Key points to mention
- • **Normalization (3NF):** Discuss how tables are designed to minimize data redundancy and improve data integrity, e.g., separating `Products` from `Suppliers`.
- • **Primary and Foreign Keys:** Emphasize the use of PKs for unique identification and FKs for establishing relationships between tables, ensuring referential integrity.
- • **Data Types:** Mention appropriate data types for each column (e.g., `INT`, `VARCHAR`, `DECIMAL`, `DATE`, `BOOLEAN`) to optimize storage and querying.

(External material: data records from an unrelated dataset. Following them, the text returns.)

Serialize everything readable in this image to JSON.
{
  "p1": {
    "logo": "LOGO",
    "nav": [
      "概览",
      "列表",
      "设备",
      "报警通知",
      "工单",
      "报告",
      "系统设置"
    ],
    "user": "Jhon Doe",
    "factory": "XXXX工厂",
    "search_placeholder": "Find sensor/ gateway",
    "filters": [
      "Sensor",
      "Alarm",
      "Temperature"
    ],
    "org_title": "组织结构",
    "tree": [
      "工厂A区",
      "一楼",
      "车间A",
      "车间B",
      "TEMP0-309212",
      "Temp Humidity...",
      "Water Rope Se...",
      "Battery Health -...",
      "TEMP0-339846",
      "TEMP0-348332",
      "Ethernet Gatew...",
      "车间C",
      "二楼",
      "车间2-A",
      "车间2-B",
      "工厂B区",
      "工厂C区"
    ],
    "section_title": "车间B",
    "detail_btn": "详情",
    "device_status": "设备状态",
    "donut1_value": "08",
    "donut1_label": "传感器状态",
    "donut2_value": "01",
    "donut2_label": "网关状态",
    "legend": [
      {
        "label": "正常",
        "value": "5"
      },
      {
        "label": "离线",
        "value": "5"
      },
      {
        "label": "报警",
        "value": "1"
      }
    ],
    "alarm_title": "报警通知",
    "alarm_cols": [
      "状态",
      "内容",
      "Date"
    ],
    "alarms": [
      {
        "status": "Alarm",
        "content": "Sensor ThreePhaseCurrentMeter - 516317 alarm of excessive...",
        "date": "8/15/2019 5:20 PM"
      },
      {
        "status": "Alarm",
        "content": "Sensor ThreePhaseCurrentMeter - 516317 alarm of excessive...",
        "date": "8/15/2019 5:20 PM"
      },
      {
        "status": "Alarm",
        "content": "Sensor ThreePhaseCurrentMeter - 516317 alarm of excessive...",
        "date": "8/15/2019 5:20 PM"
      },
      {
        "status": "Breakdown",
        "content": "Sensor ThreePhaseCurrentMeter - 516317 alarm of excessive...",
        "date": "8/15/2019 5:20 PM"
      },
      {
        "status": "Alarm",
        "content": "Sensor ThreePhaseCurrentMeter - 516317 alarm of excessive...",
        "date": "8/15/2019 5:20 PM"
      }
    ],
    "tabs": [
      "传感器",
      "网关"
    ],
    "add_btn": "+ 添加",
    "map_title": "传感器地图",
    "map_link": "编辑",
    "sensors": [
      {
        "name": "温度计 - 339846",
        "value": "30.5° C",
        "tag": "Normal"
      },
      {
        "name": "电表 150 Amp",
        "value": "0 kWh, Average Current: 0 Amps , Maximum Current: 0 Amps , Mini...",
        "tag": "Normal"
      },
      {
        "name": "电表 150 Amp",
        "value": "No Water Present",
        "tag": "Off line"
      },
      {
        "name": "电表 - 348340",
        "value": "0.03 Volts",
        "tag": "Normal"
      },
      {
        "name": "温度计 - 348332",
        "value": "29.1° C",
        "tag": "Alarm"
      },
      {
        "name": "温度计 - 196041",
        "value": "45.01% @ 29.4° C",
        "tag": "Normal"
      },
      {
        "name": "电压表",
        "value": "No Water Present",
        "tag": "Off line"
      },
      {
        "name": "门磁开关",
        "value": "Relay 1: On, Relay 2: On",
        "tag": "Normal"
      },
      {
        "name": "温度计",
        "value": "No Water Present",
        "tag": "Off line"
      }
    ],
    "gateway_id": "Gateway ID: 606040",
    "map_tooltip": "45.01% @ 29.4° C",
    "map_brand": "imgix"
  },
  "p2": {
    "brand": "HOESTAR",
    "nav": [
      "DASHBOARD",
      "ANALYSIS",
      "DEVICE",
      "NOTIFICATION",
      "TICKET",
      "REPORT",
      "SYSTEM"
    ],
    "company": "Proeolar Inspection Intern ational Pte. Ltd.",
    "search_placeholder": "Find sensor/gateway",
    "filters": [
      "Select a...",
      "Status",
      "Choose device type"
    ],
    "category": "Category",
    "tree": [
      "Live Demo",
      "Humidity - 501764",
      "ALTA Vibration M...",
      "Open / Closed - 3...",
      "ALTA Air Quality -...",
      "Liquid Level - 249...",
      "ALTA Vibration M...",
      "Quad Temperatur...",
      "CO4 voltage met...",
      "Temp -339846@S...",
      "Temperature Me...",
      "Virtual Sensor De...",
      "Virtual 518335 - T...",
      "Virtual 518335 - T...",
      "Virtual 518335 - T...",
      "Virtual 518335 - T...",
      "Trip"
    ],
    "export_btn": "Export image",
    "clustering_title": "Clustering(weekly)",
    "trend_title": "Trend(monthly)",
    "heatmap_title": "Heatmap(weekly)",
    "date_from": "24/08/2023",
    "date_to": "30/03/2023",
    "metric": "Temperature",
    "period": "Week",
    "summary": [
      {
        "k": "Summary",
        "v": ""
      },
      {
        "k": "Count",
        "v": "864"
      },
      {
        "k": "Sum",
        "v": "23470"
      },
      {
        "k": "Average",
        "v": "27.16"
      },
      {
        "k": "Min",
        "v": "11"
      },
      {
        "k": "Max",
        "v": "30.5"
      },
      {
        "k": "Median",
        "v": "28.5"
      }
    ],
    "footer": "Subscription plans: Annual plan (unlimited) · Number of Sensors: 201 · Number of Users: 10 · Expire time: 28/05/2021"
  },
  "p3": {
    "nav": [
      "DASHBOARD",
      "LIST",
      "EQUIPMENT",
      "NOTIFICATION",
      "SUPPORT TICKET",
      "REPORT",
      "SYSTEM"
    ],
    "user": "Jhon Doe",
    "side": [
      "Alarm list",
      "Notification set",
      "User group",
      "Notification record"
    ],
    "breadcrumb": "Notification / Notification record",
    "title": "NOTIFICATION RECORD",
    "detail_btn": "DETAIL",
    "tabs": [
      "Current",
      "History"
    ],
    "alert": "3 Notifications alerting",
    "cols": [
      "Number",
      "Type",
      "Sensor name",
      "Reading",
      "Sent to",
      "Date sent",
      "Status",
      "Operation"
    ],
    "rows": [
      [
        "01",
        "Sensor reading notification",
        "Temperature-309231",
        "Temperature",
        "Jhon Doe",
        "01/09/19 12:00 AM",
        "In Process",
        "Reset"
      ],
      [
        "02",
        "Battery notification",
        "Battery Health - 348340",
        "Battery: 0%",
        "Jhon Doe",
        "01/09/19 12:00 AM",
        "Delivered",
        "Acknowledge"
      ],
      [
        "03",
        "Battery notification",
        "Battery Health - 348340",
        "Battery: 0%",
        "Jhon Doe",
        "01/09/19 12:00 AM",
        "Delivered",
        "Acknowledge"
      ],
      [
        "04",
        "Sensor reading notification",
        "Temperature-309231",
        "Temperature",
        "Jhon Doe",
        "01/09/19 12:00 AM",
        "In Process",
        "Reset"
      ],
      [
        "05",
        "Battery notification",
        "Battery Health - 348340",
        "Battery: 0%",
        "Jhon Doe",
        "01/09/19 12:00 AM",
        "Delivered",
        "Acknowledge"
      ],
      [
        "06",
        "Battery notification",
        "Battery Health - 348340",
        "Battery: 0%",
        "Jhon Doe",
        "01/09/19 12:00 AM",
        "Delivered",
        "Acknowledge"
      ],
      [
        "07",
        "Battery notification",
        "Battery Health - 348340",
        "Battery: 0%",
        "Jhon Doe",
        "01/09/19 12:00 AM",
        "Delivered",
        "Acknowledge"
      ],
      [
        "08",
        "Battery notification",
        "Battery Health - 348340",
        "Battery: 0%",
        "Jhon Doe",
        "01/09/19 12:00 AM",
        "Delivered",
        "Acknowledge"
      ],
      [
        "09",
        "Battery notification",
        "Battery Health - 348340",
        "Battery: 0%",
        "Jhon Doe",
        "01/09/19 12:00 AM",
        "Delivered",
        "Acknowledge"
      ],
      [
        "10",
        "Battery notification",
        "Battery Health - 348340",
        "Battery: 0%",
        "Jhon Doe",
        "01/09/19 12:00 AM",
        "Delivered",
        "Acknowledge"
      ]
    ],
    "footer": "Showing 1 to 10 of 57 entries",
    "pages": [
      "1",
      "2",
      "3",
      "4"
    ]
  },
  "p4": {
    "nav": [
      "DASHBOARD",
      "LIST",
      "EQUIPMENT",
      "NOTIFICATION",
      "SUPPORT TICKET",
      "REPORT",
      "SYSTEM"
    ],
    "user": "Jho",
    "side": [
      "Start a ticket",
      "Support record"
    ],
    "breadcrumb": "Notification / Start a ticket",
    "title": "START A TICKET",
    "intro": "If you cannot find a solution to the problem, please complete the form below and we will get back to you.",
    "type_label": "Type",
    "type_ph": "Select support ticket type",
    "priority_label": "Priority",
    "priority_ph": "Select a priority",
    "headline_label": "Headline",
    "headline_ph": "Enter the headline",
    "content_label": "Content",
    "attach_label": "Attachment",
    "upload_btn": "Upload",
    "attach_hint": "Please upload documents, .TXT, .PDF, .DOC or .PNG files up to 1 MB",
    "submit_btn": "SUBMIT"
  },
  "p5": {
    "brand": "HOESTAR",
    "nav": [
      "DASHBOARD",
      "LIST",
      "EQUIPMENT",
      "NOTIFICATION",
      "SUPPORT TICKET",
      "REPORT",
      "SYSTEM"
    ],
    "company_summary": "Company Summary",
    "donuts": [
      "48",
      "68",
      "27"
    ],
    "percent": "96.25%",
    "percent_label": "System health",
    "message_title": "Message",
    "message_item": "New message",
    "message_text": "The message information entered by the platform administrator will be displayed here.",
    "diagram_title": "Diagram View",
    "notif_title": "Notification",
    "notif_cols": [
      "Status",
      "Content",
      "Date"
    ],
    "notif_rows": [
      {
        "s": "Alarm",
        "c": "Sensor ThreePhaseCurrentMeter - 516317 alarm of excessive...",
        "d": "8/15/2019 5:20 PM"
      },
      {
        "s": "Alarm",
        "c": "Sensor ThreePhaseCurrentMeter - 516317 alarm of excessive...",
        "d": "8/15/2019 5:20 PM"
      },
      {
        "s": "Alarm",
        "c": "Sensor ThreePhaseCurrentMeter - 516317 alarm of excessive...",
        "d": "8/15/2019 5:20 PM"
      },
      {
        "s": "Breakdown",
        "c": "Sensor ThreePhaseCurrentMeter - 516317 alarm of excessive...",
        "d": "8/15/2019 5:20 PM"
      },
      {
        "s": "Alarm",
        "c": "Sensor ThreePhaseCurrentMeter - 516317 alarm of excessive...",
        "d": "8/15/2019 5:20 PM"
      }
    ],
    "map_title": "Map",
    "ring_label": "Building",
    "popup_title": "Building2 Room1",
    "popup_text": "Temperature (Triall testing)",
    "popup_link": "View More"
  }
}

- • **Indexes:** Explain the importance of indexing frequently queried columns (e.g., `ProductID` in `Inventory`, `OrderDate` in `Orders`) to improve query performance.
- • **Enums/Lookup Tables:** Suggest using `ENUM` types or separate lookup tables for categorical data like `OrderStatus` or `ShipmentStatus` for consistency and easier maintenance.
- • **Timestamp Columns:** Include `CreatedAt` and `LastUpdated` columns in relevant tables for auditing and tracking changes.
- • **Scalability Considerations:** Briefly touch upon how this schema can be extended (e.g., adding `Returns`, `QualityControl`, `BillsOfMaterial` tables) to accommodate future needs.
Common mistakes to avoid
- ✗ **Denormalization without justification:** Combining too much data into one table, leading to redundancy and update anomalies.
- ✗ **Missing Indexes:** Not creating indexes on frequently used columns, resulting in slow query performance.
- ✗ **Inconsistent Naming Conventions:** Using different naming styles for tables and columns, making the schema harder to understand and maintain.
- ✗ **Lack of Constraints:** Not implementing `NOT NULL`, `UNIQUE`, or `CHECK` constraints, which can lead to invalid data.
- ✗ **Ignoring Scalability:** Designing a rigid schema that cannot easily accommodate new features or data types without significant refactoring.